Das was man Leben nennt - Lara Licollin

  • Kurzbeschreibung (gem. Amazon)
    Zoe ist verzweifelt. So verzweifelt, dass sie für sich keine andere Möglichkeit mehr sieht als den Tod. Und ausgerechnet Ben, der nicht gerade als der selbstbewussteste Mensch auf Erden bezeichnet werden kann, begegnet ihr in diesem Moment. Verzweifelt versucht er, Zoes und schließlich auch seinem Leben einen Sinn zu geben. Denn der Tod war noch nie eine Alternative zum Leben. Man muss nämlich einfach nur wissen, wofür es sich wirklich lohnt, zu leben. Ein Roman über die Bedeutung der Liebe mit Gedanken über die heutige Gesellschaft, die zum Nachdenken anregen sollen.


    meine Meinung
    Zoe will sich das Leben nehmen. Ihr Entschluss steht fest und die 19-jährige Studentin weiß auch, wie sie es tun möchte. Von der Brücke will sie springen. Doch daraus wird nichts, denn Ben, ein 39-jähriger Computerfachmann, beobachtet sie zufällig und hält sie vom Sprung ab. Warum tut er das? Was macht sein Leben lebenswert? Und warum sollte Zoe auf ihn hören?


    "Das was man Leben nennt" ist mein erster Roman der jungen Autorin Lara Licollin und lässt mich sehr nachdenklich zurück. Sie nimmt sich dem Themen Suizidwunsch und Depression an und zeigt auf sehr eindringliche Weise, was dies in einem Menschen bewirkt.

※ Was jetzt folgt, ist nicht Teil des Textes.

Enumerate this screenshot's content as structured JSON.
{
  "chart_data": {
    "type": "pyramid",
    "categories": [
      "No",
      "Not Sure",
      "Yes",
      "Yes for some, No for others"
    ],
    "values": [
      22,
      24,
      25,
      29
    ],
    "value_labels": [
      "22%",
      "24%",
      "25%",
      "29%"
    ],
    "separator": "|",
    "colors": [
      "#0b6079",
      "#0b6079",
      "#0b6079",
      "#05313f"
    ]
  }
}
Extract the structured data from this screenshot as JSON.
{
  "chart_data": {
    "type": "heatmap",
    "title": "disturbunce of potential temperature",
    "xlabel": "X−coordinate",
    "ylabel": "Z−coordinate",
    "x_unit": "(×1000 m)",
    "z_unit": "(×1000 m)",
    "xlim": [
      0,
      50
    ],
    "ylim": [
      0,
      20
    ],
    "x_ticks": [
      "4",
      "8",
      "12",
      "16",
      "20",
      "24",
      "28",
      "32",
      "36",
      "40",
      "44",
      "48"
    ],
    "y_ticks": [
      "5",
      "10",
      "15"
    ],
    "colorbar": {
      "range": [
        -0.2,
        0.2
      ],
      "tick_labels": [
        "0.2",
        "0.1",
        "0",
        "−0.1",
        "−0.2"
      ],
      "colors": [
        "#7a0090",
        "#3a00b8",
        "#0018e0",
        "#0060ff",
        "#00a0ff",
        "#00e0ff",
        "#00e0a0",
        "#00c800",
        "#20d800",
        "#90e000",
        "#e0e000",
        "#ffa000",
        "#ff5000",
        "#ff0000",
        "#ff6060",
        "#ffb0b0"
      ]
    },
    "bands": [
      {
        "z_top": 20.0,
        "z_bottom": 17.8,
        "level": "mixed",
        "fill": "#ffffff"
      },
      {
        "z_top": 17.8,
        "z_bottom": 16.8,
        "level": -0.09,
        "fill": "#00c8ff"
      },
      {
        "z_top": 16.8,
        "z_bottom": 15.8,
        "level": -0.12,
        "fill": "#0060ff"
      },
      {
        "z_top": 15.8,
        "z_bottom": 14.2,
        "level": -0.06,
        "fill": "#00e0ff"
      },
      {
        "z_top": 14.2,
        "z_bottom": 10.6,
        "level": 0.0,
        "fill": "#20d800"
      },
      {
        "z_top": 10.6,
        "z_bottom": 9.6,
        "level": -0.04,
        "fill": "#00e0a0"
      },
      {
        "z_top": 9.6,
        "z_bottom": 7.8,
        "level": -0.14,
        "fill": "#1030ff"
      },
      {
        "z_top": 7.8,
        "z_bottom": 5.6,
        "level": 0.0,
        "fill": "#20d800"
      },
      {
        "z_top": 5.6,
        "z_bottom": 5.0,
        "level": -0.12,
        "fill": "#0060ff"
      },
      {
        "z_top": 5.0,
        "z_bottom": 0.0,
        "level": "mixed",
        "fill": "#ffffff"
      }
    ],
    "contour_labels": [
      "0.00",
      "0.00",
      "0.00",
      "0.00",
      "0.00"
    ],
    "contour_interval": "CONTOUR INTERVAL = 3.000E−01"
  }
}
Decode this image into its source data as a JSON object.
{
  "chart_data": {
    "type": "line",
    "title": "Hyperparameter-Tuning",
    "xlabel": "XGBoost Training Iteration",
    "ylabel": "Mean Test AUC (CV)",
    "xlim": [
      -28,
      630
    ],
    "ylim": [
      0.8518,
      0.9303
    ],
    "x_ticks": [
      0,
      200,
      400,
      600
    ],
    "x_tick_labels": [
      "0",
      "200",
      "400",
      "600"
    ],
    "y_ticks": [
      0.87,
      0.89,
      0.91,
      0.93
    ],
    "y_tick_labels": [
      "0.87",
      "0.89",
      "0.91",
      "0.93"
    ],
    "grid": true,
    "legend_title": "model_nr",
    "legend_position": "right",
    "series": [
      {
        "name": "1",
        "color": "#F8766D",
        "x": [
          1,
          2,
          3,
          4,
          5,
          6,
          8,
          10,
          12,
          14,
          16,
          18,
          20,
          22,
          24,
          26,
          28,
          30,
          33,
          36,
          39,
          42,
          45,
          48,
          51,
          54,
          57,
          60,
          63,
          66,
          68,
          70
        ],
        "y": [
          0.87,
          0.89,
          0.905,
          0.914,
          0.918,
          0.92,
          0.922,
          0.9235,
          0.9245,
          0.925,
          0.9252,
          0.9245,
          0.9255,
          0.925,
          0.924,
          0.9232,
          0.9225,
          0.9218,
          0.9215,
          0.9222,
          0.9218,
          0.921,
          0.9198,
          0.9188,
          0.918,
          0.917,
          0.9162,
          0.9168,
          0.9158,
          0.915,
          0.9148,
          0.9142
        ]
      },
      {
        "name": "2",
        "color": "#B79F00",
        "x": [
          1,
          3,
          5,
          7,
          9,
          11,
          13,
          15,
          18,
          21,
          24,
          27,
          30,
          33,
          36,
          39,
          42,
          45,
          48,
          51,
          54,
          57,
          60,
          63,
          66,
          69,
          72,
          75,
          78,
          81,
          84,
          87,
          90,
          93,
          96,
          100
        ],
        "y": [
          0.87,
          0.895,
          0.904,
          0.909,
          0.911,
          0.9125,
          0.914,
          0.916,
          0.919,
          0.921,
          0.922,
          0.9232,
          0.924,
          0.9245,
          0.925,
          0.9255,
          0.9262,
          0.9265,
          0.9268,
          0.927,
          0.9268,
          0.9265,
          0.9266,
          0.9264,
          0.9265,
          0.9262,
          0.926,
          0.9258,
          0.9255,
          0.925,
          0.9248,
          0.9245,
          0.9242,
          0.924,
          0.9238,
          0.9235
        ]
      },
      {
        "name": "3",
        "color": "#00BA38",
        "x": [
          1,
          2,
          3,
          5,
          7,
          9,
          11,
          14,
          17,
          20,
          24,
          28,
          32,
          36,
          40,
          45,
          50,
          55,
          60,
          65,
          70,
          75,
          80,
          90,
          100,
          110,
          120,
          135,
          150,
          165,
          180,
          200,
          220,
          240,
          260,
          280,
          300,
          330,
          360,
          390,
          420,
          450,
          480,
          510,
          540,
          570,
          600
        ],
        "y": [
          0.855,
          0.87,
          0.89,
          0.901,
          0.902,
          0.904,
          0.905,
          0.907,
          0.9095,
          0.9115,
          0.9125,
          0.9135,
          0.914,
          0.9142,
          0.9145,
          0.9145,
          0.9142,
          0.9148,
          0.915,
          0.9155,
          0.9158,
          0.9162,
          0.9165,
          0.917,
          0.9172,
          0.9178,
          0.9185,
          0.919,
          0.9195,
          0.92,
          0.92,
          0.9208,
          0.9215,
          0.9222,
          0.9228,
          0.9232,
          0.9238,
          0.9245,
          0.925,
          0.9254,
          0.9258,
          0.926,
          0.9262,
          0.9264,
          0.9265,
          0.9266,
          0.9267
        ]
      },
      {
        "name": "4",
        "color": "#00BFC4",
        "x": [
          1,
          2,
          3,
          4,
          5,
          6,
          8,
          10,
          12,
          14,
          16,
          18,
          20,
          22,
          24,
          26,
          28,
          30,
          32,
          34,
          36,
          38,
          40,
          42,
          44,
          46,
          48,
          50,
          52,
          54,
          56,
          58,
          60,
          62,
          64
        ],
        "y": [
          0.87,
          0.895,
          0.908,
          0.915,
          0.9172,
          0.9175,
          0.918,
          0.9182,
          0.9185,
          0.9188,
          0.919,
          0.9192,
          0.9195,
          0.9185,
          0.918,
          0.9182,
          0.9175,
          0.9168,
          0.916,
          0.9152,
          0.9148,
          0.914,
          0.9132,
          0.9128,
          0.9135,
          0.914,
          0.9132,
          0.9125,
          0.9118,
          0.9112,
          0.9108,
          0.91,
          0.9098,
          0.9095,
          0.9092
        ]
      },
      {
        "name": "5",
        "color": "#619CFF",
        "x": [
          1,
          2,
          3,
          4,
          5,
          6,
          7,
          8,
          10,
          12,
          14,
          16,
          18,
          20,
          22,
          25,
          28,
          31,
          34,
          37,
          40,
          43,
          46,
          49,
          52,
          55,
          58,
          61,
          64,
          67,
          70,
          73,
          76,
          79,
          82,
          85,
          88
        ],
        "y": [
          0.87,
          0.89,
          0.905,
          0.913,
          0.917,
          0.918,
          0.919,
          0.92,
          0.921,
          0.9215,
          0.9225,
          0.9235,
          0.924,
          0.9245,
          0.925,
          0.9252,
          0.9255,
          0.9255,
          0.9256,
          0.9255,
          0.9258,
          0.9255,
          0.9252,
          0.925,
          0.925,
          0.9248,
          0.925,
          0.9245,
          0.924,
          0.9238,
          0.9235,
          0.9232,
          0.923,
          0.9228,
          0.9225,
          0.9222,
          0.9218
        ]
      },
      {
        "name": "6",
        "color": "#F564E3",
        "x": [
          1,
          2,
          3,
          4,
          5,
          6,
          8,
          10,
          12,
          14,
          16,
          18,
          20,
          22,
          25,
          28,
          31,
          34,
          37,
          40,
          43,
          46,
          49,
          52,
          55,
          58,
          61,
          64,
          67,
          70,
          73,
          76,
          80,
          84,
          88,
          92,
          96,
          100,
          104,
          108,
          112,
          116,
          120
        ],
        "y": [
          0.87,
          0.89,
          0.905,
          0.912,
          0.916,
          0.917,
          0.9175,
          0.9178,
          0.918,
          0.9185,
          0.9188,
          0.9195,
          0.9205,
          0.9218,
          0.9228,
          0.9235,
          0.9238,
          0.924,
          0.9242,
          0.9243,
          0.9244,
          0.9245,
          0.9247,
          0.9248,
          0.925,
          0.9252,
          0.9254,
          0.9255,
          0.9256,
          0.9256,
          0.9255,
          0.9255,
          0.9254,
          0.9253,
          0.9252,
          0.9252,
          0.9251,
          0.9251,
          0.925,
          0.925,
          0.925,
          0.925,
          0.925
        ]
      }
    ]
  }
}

    Die Geschichte wird kapitelweise von Ben und Zoe aus der Ich-Perspektive erzählt. Zu Beginn war ich leicht verwirrt, da die Kapitel nicht gesondert gekennzeichnet sind, doch schnell kam ich drauf, dass es hier 2 Erzähler gibt. Während man mit Zoe in tiefer Trauer versinkt, den Lebensmut verloren glaubt und das Leben hasst, erfährt man mit Ben, wie es ist, ein junges Leben zu retten und sich dann selbst in Frage stellen zu müssen. Diese Mischung hat das Buch für mich eindrucksvoll gemacht.


    Lara Licollin zeichnet mit Zoe keine Jugendliche, die nur aus Sucht nach Aufmerksamkeit ihrem Leben vermeintlich ein Ende setzen möchte. Auch hat die Studentin keinerlei romantische Gedanken, wenn sie über ihren Tod nachdenkt. Das fand ich sehr ergreifend und wahrheitsgetreu. Der Wunsch nach Selbstmord ist kein "Hilfeschrei", kein "Hype" oder gar eine Lebenseinstellung. Zoes Verlangen nach dem Tod ist so schmerzlich real, so gefühlstief dargestellt und die Autorin trifft dabei genau jene Gedanken, die keinem fremd sind, der schon mal darüber nachgedacht hat, sein Leben aus eigener Kraft zu beenden.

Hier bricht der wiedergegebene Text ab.